Singh V, Kumar B, Nain C K, Singh B, Sharma N, Bhalla A, Sharma A K
Department of Hepatology, Postgraduate Institute of Medical Education and Research, Chandigarh, India.
J Intern Med. 2006 Jul;260(1):62-8. doi: 10.1111/j.1365-2796.2006.01654.x.
Therapeutic paracentesis in patients with cirrhosis is associated with a circulatory dysfunction. Intravenous albumin has been used to prevent the circulatory dysfunction; however, the use of albumin is controversial and costly. Splanchnic vasodilation is mainly responsible for circulatory dysfunction in these patients. There are no reports of use of noradrenaline, a vasoconstrictor, on the prevention of paracentesis-induced circulatory dysfunction in patients with cirrhosis. Therefore, we studied the preventive effect of noradrenaline on paracentesis-induced circulatory dysfunction in patients with cirrhosis after therapeutic paracentesis and compared it with that of intravenous albumin in a randomized pilot study.

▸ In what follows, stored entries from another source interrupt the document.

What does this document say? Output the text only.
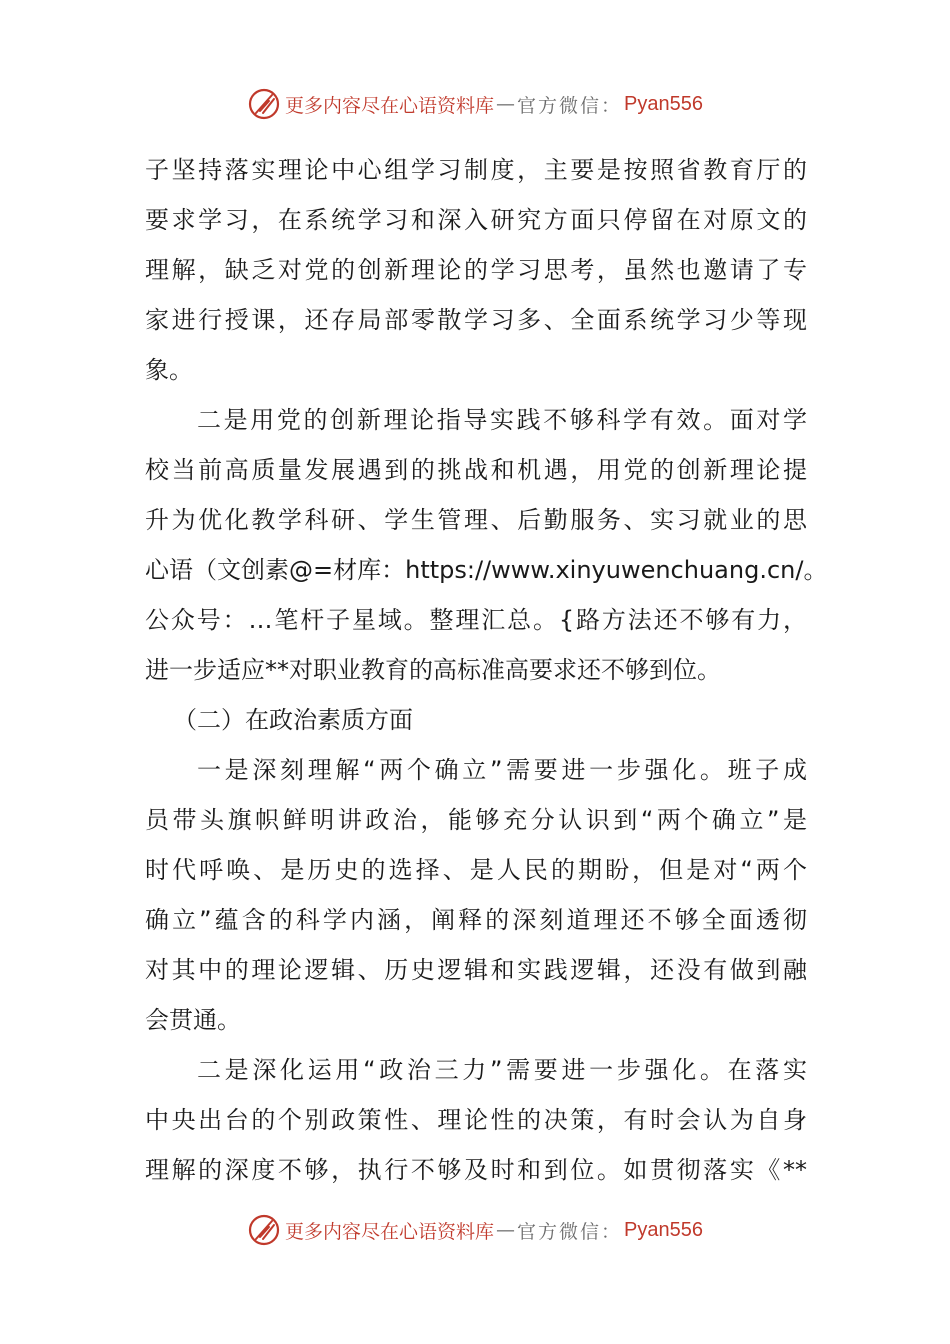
更多内容尽在心语资料库 — 官方微信： Pyan556
子坚持落实理论中心组学习制度，主要是按照省教育厅的
要求学习，在系统学习和深入研究方面只停留在对原文的
理解，缺乏对党的创新理论的学习思考，虽然也邀请了专
家进行授课，还存局部零散学习多、全面系统学习少等现
象。
二是用党的创新理论指导实践不够科学有效。面对学
校当前高质量发展遇到的挑战和机遇，用党的创新理论提
升为优化教学科研、学生管理、后勤服务、实习就业的思
心语（文创素@=材库：https://www.xinyuwenchuang.cn/。
公众号：…笔杆子星域。整理汇总。{路方法还不够有力，
进一步适应**对职业教育的高标准高要求还不够到位。
（二）在政治素质方面
一是深刻理解“两个确立”需要进一步强化。班子成
员带头旗帜鲜明讲政治，能够充分认识到“两个确立”是
时代呼唤、是历史的选择、是人民的期盼，但是对“两个
确立”蕴含的科学内涵，阐释的深刻道理还不够全面透彻
对其中的理论逻辑、历史逻辑和实践逻辑，还没有做到融
会贯通。
二是深化运用“政治三力”需要进一步强化。在落实
中央出台的个别政策性、理论性的决策，有时会认为自身
理解的深度不够，执行不够及时和到位。如贯彻落实《**
更多内容尽在心语资料库 — 官方微信： Pyan556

Forty patients with cirrhosis and tense ascites underwent therapeutic paracentesis with albumin or noradrenaline in a randomized controlled trial at a tertiary centre. Effective arterial blood volume was assessed by measuring plasma renin activity at baseline and at 6 days after treatment.
Effective arterial blood volume as indicated by plasma renin activity before and 6 days after paracentesis did not differ in the two groups (20.62 +/- 10.27-22.02 +/- 10.15 ng mL(-1) h(-1); P = 0.11 in the albumin group and 19.66 +/- 8.91-20.78 +/- 9.41 ng mL(-1) h(-1); P = 0.37 in the noradrenaline group). Plasma aldosterone concentration before and 6 days after paracentesis were also similar in both groups (1196.5 +/- 434.2-1217.0 +/- 405.7 pg mL(-1); P = 0.7 in the albumin group and 1206.0 +/- 522.5-1273.5 +/- 444.8 pg mL(-1); P = 0.22 in the noradrenaline group). The cost of noradrenaline treatment was significantly lower when compared with that of albumin (P < 0.001).
Noradrenaline is as effective as albumin in preventing paracentesis-induced circulatory dysfunction in patients with cirrhosis after therapeutic paracentesis, but at a fraction of the cost.
肝硬化患者进行治疗性腹腔穿刺放液与循环功能障碍相关。静脉输注白蛋白已被用于预防循环功能障碍;然而,白蛋白的使用存在争议且成本高昂。内脏血管舒张是这些患者循环功能障碍的主要原因。尚无关于使用血管收缩剂去甲肾上腺素预防肝硬化患者腹腔穿刺放液引起的循环功能障碍的报道。因此,我们在一项随机对照试验中研究了去甲肾上腺素对肝硬化患者治疗性腹腔穿刺放液后腹腔穿刺放液引起的循环功能障碍的预防作用,并将其与静脉输注白蛋白的预防作用进行比较。
在一家三级中心,40例肝硬化合并大量腹水患者在一项随机对照试验中接受了白蛋白或去甲肾上腺素治疗性腹腔穿刺放液。通过在基线和治疗后第6天测量血浆肾素活性来评估有效动脉血容量。
两组患者腹腔穿刺放液前及放液后6天血浆肾素活性所提示的有效动脉血容量无差异(白蛋白组:20.62±10.27 - 22.02±10.15 ng mL⁻¹ h⁻¹;P = 0.11;去甲肾上腺素组:19.66±8.91 - 20.78±9.41 ng mL⁻¹ h⁻¹;P = 0.37)。两组患者腹腔穿刺放液前及放液后6天的血浆醛固酮浓度也相似(白蛋白组:1196.5±434.2 - 1217.0±405.7 pg mL⁻¹;P = 0.7;去甲肾上腺素组:1206.0±522.5 - 1273.5±444.8 pg mL⁻¹;P = 0.22)。与白蛋白相比,去甲肾上腺素治疗的成本显著更低(P < 0.001)。
在预防肝硬化患者治疗性腹腔穿刺放液后腹腔穿刺放液引起的循环功能障碍方面,去甲肾上腺素与白蛋白效果相当,但成本仅为白蛋白的一小部分。